VI. Other Allegations
Willful Infringement
The complaint alleges that Defendant’s infringement has been and continues to be willful, particularly since December 30, 2016 (Compl. ¶41). The factual basis for this allegation is extensive and includes:
- Defendant’s entry into a one-year license agreement for the ’624 Patent, which allegedly demonstrates knowledge of the patent (Compl. ¶21).
- Public statements attributed to Defendant’s manager, Mr. Robinson, on Facebook, allegedly admitting that his company's traps were infringing and that "There is no carpenter bee trap on the market today that would not fall under Brian's patent" (Compl. ¶¶24-25).

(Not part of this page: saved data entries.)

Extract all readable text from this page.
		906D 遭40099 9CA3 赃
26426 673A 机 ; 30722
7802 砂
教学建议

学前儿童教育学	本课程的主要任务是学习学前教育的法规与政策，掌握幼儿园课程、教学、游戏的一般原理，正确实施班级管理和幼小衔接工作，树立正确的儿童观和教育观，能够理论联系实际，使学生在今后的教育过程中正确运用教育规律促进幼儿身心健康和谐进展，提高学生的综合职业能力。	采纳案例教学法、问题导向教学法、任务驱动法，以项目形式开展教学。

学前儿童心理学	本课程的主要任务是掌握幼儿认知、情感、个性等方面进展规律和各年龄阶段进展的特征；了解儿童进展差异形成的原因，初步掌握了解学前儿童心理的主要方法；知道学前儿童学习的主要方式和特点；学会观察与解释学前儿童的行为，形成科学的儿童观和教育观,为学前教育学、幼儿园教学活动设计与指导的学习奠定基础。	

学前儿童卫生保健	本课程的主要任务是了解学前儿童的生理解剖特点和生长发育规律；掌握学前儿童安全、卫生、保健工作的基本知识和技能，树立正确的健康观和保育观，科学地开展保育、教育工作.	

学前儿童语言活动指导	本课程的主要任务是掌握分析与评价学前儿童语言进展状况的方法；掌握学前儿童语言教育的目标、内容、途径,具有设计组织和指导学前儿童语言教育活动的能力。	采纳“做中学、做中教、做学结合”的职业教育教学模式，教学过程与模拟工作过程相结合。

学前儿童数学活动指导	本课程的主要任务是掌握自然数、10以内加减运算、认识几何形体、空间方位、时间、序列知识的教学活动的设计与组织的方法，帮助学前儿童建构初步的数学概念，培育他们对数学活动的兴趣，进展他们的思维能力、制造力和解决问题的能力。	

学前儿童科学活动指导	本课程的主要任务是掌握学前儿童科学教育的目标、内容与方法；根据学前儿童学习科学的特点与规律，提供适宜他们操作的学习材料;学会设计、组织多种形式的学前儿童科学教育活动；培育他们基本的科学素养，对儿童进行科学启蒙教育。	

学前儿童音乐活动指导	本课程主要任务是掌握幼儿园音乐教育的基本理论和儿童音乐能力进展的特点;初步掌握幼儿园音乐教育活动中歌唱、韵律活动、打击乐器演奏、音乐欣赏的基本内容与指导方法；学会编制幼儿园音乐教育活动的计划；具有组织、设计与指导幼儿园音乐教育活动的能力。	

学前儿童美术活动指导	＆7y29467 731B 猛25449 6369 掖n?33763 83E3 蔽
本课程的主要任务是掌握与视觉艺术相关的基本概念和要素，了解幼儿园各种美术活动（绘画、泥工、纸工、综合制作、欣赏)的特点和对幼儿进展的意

- Additional alleged admissions of infringement made by Mr. Robinson in an eBay message and in an interview with a blogger (Compl. ¶¶27-28).
- The allegation that the "Wood Be Gone II" was a deliberate, albeit "unsuccessful," attempt to design around the patent after the license expired (Compl. ¶34).
VII. Analyst’s Conclusion: Key Questions for the Case
- A core issue will be one of infringement by redesign: does the Defendant's "Wood Be Gone II" trap, introduced after the patent license expired, incorporate structural changes sufficient to place it outside the construed scope of the asserted claims, particularly with respect to the "plenum" and "means to shelter" limitations?
- A second central question will concern willfulness and damages: given the extensive history between the parties, including a prior license and alleged public admissions of infringement, the court will likely need to determine whether Defendant’s post-license conduct was objectively reckless, which could expose Defendant to claims for enhanced damages.